Another lessons not learnt:
The immediate British casualty count was 20 men killed, 60 men wounded and 318 missing. Only 79 British and 81 Indian missing soldiers were later released by the Arabs (and some of these had been captured previously), so the count of men dead was in fact over 180. The 1/32nd Sikh Pioneers lost 30 men killed; being non-Muslim they stood little chance of survival if captured. The Manchester Regiment lost 3 officers and 131 NCOs and men killed; it is believed that around 100 prisoners from the Manchester Regiment were taken to Najaf and killed there.

The insurgents had won a great victory. The British, through ignorance of the land, its inhabitants and the effects of the climate, paid the price for breaking many rules of warfare that had been learned the hard way on the Indian North West Frontier.
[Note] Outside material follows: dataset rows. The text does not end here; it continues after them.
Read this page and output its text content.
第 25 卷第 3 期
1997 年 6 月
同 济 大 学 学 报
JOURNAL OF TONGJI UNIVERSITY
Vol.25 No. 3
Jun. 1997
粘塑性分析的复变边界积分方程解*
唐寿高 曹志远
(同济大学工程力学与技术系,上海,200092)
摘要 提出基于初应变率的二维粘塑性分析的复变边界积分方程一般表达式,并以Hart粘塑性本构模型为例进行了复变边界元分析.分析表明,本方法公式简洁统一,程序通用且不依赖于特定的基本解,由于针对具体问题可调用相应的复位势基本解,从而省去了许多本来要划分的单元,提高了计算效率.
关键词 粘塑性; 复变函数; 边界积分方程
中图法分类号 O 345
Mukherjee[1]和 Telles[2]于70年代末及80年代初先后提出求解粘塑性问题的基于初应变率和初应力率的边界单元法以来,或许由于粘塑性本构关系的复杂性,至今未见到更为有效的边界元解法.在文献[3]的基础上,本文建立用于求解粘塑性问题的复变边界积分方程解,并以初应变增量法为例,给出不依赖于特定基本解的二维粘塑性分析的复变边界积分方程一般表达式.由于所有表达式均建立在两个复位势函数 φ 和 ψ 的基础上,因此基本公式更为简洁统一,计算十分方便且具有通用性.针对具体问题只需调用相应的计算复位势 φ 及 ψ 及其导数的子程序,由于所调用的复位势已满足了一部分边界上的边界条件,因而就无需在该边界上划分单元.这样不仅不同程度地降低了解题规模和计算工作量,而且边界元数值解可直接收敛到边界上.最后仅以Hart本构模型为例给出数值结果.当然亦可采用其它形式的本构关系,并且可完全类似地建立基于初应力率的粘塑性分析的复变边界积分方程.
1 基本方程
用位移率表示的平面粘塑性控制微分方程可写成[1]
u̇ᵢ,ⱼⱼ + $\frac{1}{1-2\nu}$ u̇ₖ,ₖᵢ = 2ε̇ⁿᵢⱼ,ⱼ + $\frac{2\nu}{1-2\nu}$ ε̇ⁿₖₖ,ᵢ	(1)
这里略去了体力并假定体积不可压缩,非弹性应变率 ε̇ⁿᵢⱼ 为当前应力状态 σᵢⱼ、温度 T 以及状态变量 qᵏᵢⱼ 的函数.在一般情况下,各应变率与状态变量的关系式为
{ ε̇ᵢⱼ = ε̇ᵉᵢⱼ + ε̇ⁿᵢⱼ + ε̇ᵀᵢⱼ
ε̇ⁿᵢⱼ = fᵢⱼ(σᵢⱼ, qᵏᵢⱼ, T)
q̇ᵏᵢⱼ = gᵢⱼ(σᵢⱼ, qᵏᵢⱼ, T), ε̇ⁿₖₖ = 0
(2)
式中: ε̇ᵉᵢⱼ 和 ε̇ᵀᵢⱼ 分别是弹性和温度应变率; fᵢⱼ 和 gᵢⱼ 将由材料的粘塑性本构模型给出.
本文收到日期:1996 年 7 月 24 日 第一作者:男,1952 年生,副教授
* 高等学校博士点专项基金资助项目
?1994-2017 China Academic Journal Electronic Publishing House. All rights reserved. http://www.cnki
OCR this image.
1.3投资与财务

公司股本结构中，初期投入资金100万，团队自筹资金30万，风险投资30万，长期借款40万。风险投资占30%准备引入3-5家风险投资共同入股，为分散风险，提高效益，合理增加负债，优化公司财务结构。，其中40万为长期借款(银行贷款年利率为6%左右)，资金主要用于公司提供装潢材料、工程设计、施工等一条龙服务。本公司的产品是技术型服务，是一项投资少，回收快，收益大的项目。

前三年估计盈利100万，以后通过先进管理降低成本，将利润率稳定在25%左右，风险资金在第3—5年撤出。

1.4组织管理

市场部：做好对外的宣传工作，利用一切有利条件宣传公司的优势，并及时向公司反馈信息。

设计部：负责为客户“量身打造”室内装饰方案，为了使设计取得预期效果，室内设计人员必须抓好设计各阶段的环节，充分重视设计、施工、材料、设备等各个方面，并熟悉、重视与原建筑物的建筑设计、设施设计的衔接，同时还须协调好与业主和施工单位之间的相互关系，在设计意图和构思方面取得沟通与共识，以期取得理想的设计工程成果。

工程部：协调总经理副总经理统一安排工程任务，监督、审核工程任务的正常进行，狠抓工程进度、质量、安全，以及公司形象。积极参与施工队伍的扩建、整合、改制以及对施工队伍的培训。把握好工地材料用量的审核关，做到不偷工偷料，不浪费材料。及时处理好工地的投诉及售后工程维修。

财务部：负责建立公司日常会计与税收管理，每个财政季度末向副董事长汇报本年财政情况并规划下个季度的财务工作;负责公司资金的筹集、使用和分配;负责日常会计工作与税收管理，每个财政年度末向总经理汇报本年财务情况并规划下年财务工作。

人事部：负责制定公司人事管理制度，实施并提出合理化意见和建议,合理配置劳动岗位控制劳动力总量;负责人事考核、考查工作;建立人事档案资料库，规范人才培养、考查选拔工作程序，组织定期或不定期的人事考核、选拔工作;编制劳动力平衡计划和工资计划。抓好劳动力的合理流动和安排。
Sadly the British Army commanders in the recent invasion of Iraq appeared unfamiliar with the 1920 campaign. If those commanders had disseminated the lessons of that campaign to their subordinates, then perhaps more understanding of the situation would have been apparent, resulting in less British body bags being transported to the rear and in less suffering being inflicted on the local population. Such a study would have been a fitting tribute to the British soldiers and their adversaries who fought and died in the country in 1920.
Link:http://www.kaiserscross.com/304501/315743.html

You will note Tel Afar and Hillah feature in the account, both villages of note today.